# Generating STAC Machine Learning Model (MLM) Items from a YAML Config Folder

This notebook reads all YAML configuration files in the [`configs/downscaling`](../configs/downscaling) folder
and creates a STAC Item using the [MLM Extension](https://github.com/stac-extensions/mlm).


In [None]:
!pip install pystac stac-model==0.4.0 resoterre

In [None]:
import json
from collections import OrderedDict
from dataclasses import asdict
from pathlib import Path

import pystac
import shapely
import yaml
from dateutil.parser import parse as parse_dt
from pystac import STACValidationError
from pystac.extensions.datacube import DatacubeExtension, Dimension, Variable
from stac_model.input import InputStructure, ModelInput
from stac_model.output import ModelOutput, ModelResult
from stac_model.schema import MLModelExtension, MLModelProperties

from resoterre.datasets.hrdps.hrdps_variables import hrdps_variables
from resoterre.datasets.rdps.rdps_variables import rdps_variables
from resoterre.ml.network_manager import nb_of_parameters
from resoterre.ml.neural_networks_unet import UNet, UNetConfig

## Utils function

In [None]:
def config_aggregator(config_folder: str | Path) -> dict:
    """
    Aggregate all YAML configuration files in a folder into a single dictionary.

    Args:
        config_folder (str | Path): Path to the folder containing YAML config files.

    Returns
    -------
        dict: Aggregated configuration from all YAML files.
    """
    config_folder = Path(config_folder)
    if not config_folder.exists():
        raise FileNotFoundError(f"Config folder not found: {config_folder}")

    aggregated_cfg = {}

    for yaml_file in sorted(config_folder.glob("*.yaml")):
        with yaml_file.open("r", encoding="utf-8") as f:
            cfg = yaml.safe_load(f) or {}  # treat empty YAML as empty dict
            aggregated_cfg.update(cfg)

    return aggregated_cfg


def reorder_stac_json(json_path: str | Path, top_keys: list[str]):
    """Reorder keys in a saved STAC JSON file so that top_keys appear right after 'id'."""
    json_path = Path(json_path)
    with json_path.open() as f:
        data = json.load(f)

    ordered = OrderedDict()
    for key in ["type", "stac_version", "stac_extensions", "id"]:
        if key in data:
            ordered[key] = data.pop(key)
    for key in top_keys:
        if key in data:
            ordered[key] = data.pop(key)
    for k, v in data.items():
        ordered[k] = v

    with json_path.open("w") as f:
        json.dump(ordered, f, indent=2)


def get_variable_dimensions(var_name: str) -> list[str]:
    """
    Get datacube dimensions for a variable using the VariableHandler collections.

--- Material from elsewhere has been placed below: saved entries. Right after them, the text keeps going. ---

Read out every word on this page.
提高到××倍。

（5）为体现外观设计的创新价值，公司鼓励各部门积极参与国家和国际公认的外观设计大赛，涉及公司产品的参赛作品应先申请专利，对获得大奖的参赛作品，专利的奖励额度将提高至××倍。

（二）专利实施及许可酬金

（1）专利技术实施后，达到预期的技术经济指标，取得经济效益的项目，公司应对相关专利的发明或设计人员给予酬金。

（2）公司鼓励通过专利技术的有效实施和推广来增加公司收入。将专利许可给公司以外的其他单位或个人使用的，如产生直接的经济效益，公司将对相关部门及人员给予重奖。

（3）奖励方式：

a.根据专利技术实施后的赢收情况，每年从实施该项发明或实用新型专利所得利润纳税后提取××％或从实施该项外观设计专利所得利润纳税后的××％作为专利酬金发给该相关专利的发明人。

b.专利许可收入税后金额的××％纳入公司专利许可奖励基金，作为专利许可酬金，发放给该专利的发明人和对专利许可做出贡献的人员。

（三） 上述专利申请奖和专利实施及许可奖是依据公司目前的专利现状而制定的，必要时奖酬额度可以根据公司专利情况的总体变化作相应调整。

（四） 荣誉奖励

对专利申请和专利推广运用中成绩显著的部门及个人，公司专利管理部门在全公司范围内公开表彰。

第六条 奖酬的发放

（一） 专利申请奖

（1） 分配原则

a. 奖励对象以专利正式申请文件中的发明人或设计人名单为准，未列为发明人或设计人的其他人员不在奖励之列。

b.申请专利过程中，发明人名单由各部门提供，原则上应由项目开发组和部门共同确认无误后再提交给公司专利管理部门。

    Variables with level dimension:
    - Have vertical_level attribute set (e.g., TT850, HU700)
    - Name contains 'model_levels' or 'pressure_levels' (spans multiple levels)
    - Name ends with numeric level suffix (e.g., HRDPS_P_TT_10000)
    """
    base_dims = ["time", "latitude", "longitude"]

    # Check for multi-level naming patterns first (works for any variable)
    if "model_levels" in var_name or "pressure_levels" in var_name:
        return base_dims + ["level"]

    # Try to find the variable in rdps_variables or hrdps_variables
    var_handler = None
    if var_name in rdps_variables:
        var_handler = rdps_variables[var_name]
    elif var_name in hrdps_variables:
        var_handler = hrdps_variables[var_name]

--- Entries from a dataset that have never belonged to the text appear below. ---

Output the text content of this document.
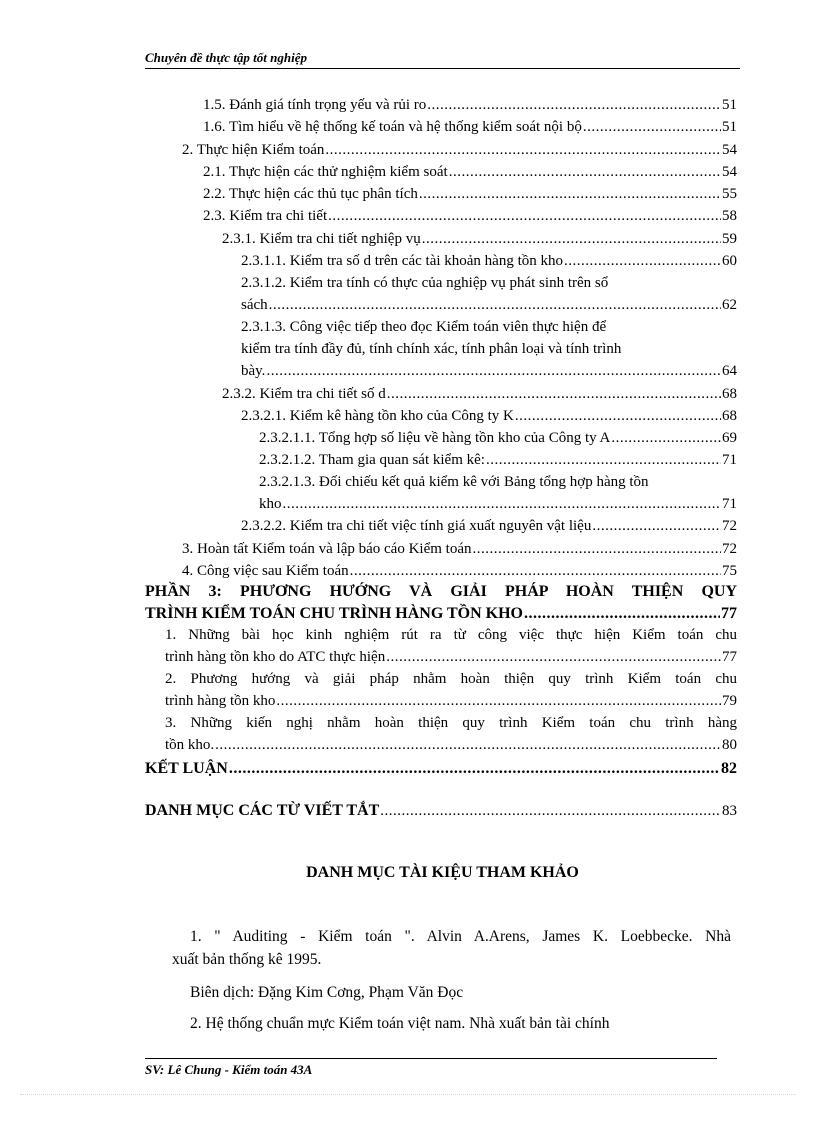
Chuyên đề thực tập tốt nghiệp
1.5. Đánh giá tính trọng yếu và rủi ro .....	51
1.6. Tìm hiểu về hệ thống kế toán và hệ thống kiểm soát nội bộ .....	51
2. Thực hiện Kiểm toán .....	54
2.1. Thực hiện các thử nghiệm kiểm soát .....	54
2.2. Thực hiện các thủ tục phân tích .....	55
2.3. Kiểm tra chi tiết .....	58
2.3.1. Kiểm tra chi tiết nghiệp vụ .....	59
2.3.1.1. Kiểm tra số d trên các tài khoản hàng tồn kho .....	60
2.3.1.2. Kiểm tra tính có thực của nghiệp vụ phát sinh trên sổ
sách .....	62
2.3.1.3. Công việc tiếp theo đọc Kiểm toán viên thực hiện để
kiểm tra tính đầy đủ, tính chính xác, tính phân loại và tính trình
bày. .....	64
2.3.2. Kiểm tra chi tiết số d .....	68
2.3.2.1. Kiểm kê hàng tồn kho của Công ty K .....	68
2.3.2.1.1. Tổng hợp số liệu về hàng tồn kho của Công ty A .....	69
2.3.2.1.2. Tham gia quan sát kiểm kê: .....	71
2.3.2.1.3. Đối chiếu kết quả kiểm kê với Bảng tổng hợp hàng tồn
kho .....	71
2.3.2.2. Kiểm tra chi tiết việc tính giá xuất nguyên vật liệu .....	72
3. Hoàn tất Kiểm toán và lập báo cáo Kiểm toán .....	72
4. Công việc sau Kiểm toán .....	75
PHẦN 3: PHƯƠNG HƯỚNG VÀ GIẢI PHÁP HOÀN THIỆN QUY
TRÌNH KIỂM TOÁN CHU TRÌNH HÀNG TỒN KHO .....	77
1. Những bài học kinh nghiệm rút ra từ công việc thực hiện Kiểm toán chu
trình hàng tồn kho do ATC thực hiện .....	77
2. Phương hướng và giải pháp nhằm hoàn thiện quy trình Kiểm toán chu
trình hàng tồn kho .....	79
3. Những kiến nghị nhằm hoàn thiện quy trình Kiểm toán chu trình hàng
tồn kho. .....	80
KẾT LUẬN .....	82
DANH MỤC CÁC TỪ VIẾT TẮT .....	83
DANH MỤC TÀI KIỆU THAM KHẢO
1. " Auditing - Kiểm toán ". Alvin A.Arens, James K. Loebbecke. Nhà
xuất bản thống kê 1995.
Biên dịch: Đặng Kim Cơng, Phạm Văn Đọc
2. Hệ thống chuẩn mực Kiểm toán việt nam. Nhà xuất bản tài chính
SV: Lê Chung - Kiểm toán 43A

    # If variable has vertical_level set, it has a level dimension
    if var_handler is not None and var_handler.vertical_level is not None:
        return base_dims + ["level"]

    # For variables not in handlers, check for numeric level suffix (e.g., HRDPS_P_TT_10000)
    if var_handler is None:
        parts = var_name.split("_")
        last_part = parts[-1]
        if last_part.isdigit() and len(last_part) >= 3:
            return base_dims + ["level"]

    return base_dims

## Function to convert a config to STAC item




In [None]:
def create_stac_item_from_config(yaml_config: dict):
    """
    Create a STAC Item (and associated Collection) from a YAML model configuration dicttionary.

    Args:
        yaml_config (dict): Aggregated YAML configuration dictionary describing the model.

    Returns
    -------
        pystac.Item: The generated STAC Item.
    """
    cfg = yaml_config

    train_cfg = cfg["train_dataset"]
    model_path = cfg["path_models"] + "/unet-model.ckpt"
    model_name = "UNet"
    in_channels = cfg["networks"]["UNet"]["in_channels"]
    out_channels = cfg["networks"]["UNet"]["out_channels"]
    depth = cfg["networks"]["UNet"]["depth"]
    initial_nb_of_hidden_channels = cfg["networks"]["UNet"]["initial_nb_of_hidden_channels"]

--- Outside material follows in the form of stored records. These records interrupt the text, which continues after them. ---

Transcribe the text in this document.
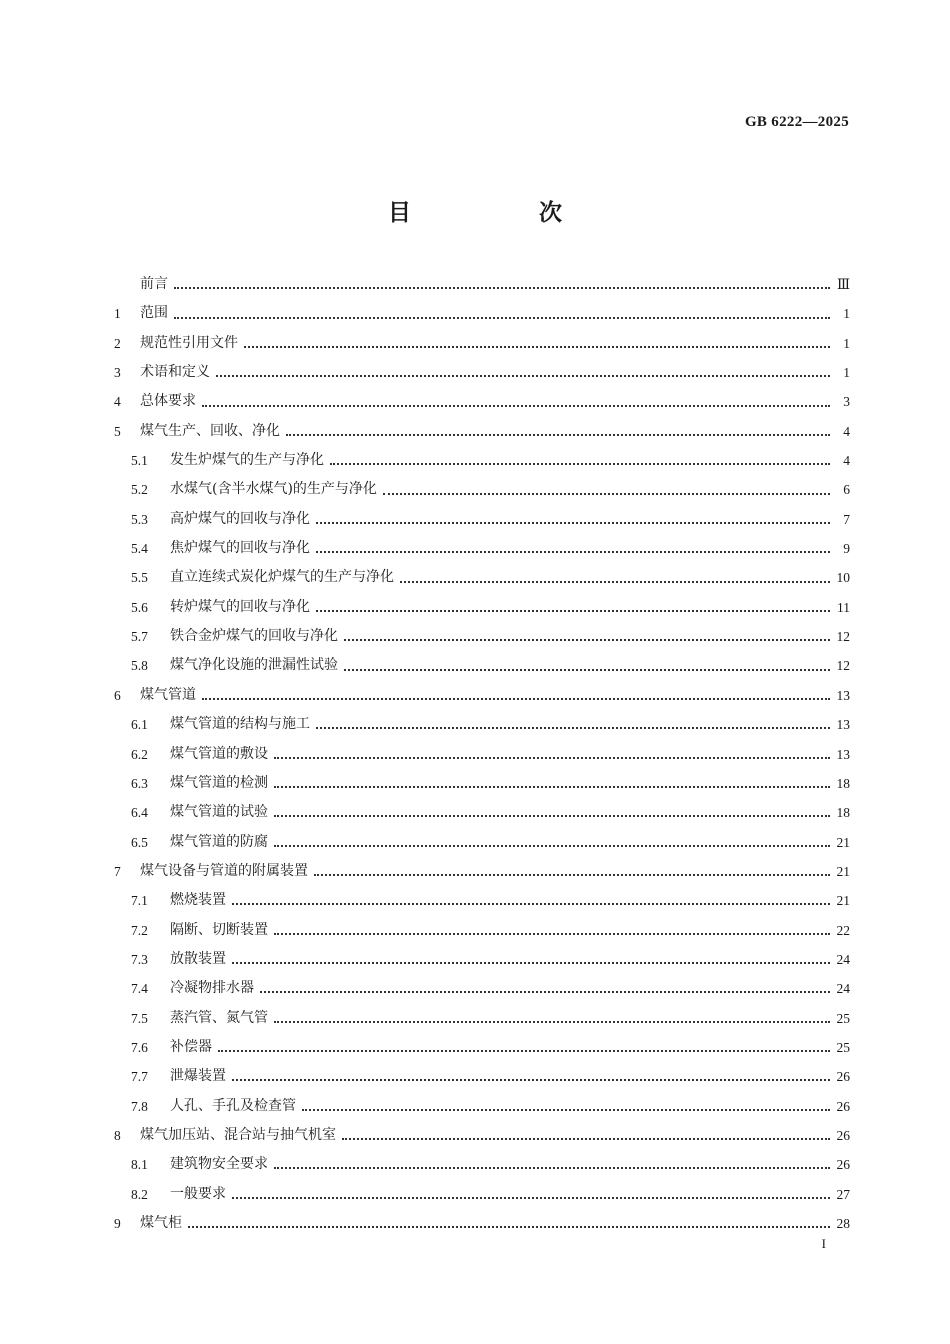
GB 6222—2025
目 次
前言	Ⅲ
1	范围	1
2	规范性引用文件	1
3	术语和定义	1
4	总体要求	3
5	煤气生产、回收、净化	4
5.1	发生炉煤气的生产与净化	4
5.2	水煤气(含半水煤气)的生产与净化	6
5.3	高炉煤气的回收与净化	7
5.4	焦炉煤气的回收与净化	9
5.5	直立连续式炭化炉煤气的生产与净化	10
5.6	转炉煤气的回收与净化	11
5.7	铁合金炉煤气的回收与净化	12
5.8	煤气净化设施的泄漏性试验	12
6	煤气管道	13
6.1	煤气管道的结构与施工	13
6.2	煤气管道的敷设	13
6.3	煤气管道的检测	18
6.4	煤气管道的试验	18
6.5	煤气管道的防腐	21
7	煤气设备与管道的附属装置	21
7.1	燃烧装置	21
7.2	隔断、切断装置	22
7.3	放散装置	24
7.4	冷凝物排水器	24
7.5	蒸汽管、氮气管	25
7.6	补偿器	25
7.7	泄爆装置	26
7.8	人孔、手孔及检查管	26
8	煤气加压站、混合站与抽气机室	26
8.1	建筑物安全要求	26
8.2	一般要求	27
9	煤气柜	28
I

    # --- Model architecture and parameters ---
    config = UNetConfig(
        in_channels=in_channels,
        out_channels=out_channels,
        depth=depth,
        initial_nb_of_hidden_channels=initial_nb_of_hidden_channels,
    )
    model = UNet(**asdict(config))
    nb_params = nb_of_parameters(model)
    module = model.__class__.__module__
    class_name = model.__class__.__name__
    arch = f"{module}.{class_name}"
    framework = cfg["framework"]
    framework_version = cfg["framework_version"]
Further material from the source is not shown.